If you want to make the hole unit waterproof now is the time to add a fine silicon film on the bottom of the heat sink (where it mates with the electronics capsule) and to the bottom edge of the lens (where it mates with the heat sink). There is a slight cutout in the lens edge which seems to be a "breathing" point. This also need taping or sealing. The switch I bought came with a waterpoofing cap, and the battery cable hole was sized to take a tightly fitting strain relief that with a little silicon, would be completely waterproof.

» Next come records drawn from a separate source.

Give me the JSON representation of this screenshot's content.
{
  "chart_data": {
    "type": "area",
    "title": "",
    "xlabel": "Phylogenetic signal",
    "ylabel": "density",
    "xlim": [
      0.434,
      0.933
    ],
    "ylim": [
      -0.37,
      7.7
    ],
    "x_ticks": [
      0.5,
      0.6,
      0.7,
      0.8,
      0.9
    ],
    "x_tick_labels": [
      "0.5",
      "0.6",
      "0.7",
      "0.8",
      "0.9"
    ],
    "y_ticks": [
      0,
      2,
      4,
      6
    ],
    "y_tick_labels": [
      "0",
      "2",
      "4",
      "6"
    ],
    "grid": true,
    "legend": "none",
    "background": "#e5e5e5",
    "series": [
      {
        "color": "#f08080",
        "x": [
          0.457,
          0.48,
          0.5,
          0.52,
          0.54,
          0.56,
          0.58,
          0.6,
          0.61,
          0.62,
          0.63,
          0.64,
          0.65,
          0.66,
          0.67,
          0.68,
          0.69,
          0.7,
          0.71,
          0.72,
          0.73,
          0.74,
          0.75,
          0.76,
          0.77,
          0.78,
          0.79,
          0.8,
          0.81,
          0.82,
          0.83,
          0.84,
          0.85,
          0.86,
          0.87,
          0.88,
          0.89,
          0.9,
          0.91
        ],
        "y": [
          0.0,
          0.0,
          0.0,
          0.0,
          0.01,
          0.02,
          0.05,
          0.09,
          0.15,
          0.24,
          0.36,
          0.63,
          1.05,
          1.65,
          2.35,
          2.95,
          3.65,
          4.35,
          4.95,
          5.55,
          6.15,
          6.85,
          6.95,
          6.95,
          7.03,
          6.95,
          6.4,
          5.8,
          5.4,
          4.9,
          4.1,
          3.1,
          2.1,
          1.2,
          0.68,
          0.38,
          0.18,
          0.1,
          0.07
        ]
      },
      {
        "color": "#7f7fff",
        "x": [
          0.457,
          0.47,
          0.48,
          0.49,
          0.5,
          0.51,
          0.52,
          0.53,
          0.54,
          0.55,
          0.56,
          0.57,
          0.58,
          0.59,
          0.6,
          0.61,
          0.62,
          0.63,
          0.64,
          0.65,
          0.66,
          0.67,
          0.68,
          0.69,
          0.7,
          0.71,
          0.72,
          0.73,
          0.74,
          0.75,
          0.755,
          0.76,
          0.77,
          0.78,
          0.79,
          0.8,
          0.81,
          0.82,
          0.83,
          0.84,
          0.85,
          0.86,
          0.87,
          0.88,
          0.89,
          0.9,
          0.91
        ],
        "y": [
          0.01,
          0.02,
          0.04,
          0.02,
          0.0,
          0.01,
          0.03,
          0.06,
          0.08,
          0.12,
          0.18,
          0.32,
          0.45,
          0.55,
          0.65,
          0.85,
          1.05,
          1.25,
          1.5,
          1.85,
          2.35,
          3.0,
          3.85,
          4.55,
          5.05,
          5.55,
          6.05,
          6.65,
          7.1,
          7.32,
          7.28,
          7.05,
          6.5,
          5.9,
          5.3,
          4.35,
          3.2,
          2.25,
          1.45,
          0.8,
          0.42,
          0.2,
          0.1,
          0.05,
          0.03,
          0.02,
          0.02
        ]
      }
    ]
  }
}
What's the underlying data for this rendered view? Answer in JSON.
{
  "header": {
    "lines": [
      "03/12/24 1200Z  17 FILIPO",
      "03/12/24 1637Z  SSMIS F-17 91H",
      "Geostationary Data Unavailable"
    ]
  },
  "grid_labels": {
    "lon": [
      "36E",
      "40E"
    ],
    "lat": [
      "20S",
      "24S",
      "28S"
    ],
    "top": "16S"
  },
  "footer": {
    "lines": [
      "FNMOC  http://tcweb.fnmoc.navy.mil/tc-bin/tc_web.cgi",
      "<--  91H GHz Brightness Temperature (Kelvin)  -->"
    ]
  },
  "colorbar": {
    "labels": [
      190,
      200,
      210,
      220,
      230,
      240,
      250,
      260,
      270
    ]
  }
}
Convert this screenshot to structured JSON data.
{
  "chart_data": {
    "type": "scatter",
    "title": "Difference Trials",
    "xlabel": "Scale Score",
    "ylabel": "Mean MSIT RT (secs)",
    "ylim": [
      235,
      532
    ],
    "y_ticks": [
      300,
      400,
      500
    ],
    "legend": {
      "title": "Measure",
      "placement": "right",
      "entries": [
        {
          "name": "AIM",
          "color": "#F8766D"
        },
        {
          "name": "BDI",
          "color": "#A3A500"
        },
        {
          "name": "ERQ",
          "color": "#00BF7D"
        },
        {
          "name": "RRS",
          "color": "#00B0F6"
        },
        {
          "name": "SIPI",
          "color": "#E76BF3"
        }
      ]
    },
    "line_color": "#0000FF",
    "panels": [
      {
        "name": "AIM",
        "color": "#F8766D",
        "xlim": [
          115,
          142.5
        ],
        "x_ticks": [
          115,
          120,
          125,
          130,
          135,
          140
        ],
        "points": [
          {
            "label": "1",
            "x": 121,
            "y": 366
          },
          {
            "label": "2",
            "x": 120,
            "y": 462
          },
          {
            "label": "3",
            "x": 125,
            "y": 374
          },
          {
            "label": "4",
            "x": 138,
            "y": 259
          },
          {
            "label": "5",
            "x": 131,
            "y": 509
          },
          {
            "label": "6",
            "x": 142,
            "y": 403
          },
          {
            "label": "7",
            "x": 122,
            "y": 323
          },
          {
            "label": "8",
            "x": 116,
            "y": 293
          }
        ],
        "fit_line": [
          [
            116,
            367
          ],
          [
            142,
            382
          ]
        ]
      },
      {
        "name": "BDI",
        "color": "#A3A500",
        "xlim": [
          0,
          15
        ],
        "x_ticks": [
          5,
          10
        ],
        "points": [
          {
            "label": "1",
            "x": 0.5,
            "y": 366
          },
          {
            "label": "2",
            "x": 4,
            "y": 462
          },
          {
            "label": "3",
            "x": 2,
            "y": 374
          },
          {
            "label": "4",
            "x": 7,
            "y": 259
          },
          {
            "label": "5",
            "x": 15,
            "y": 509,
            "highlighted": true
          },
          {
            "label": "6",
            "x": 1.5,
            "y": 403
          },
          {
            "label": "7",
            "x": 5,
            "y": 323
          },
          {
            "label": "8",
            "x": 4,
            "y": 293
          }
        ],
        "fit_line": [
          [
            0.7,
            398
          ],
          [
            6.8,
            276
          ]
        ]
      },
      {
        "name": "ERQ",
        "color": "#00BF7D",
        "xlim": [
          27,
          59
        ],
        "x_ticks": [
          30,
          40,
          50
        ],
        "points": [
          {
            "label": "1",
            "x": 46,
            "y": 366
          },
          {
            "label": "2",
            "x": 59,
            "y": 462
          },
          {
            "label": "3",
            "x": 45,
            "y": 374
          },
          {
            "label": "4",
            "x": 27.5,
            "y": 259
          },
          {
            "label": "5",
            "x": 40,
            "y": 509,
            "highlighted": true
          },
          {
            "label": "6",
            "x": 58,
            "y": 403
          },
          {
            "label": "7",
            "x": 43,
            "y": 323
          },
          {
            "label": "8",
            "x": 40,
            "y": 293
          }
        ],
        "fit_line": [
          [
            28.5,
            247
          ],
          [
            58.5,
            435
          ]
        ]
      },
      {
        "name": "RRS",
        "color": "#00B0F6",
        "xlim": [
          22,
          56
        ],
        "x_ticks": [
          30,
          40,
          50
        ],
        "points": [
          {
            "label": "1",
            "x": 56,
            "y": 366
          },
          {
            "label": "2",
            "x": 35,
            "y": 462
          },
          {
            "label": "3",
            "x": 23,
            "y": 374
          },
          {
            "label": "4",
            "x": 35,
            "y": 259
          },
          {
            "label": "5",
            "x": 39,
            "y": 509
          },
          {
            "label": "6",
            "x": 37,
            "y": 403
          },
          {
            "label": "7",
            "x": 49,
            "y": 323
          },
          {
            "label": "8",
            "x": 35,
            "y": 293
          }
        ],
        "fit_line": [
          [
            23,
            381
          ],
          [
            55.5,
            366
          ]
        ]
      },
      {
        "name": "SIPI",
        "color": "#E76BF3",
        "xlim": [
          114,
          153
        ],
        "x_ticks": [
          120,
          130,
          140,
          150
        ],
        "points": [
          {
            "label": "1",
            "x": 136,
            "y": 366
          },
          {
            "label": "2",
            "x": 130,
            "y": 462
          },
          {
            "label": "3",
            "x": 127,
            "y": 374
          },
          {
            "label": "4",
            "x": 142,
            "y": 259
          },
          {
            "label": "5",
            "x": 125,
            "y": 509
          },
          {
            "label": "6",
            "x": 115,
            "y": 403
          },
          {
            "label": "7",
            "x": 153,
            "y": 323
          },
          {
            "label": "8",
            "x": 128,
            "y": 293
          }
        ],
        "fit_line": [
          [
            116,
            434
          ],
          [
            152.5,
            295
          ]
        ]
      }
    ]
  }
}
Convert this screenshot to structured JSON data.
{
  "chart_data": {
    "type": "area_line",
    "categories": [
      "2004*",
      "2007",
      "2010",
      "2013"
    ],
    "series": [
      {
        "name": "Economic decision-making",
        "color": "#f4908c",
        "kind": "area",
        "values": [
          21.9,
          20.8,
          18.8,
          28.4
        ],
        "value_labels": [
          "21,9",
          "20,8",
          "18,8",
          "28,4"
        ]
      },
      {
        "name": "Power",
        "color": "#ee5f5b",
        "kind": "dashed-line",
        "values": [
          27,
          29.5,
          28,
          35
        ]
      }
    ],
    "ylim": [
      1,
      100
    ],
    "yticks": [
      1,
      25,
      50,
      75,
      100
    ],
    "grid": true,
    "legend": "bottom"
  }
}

The only tricky part of reassembly is the soldering of the LED plate terminals to the flying leads from the electronics. I did this before tightening the screws into the heatsink to ensure the iron heat didn't get soaked into the whole unit. If you feel you may have touched the LED surfaces, you will need to carefully polish them up with a lint free cloth.
To connect to the lead coming from the battery I used standard inline (laptop) DC power connectors.
Step 6: Bike Bracket
I simply modified and existing LED backlight bracket - the sort that costs f2 or f3 from a supermarket (and comes with a selection of fittings). It works fine with a cable tie. but I may get something even neater made by a reprap.
First impressions on use are - it is very bright. My main concern is blinding drivers, I will keep it pointing down steeply and will only use High Power mode when there is no one coming in the other direction.
Let me know if you want more info and I'll try to get some decent pics and upload my scribbled diagrams.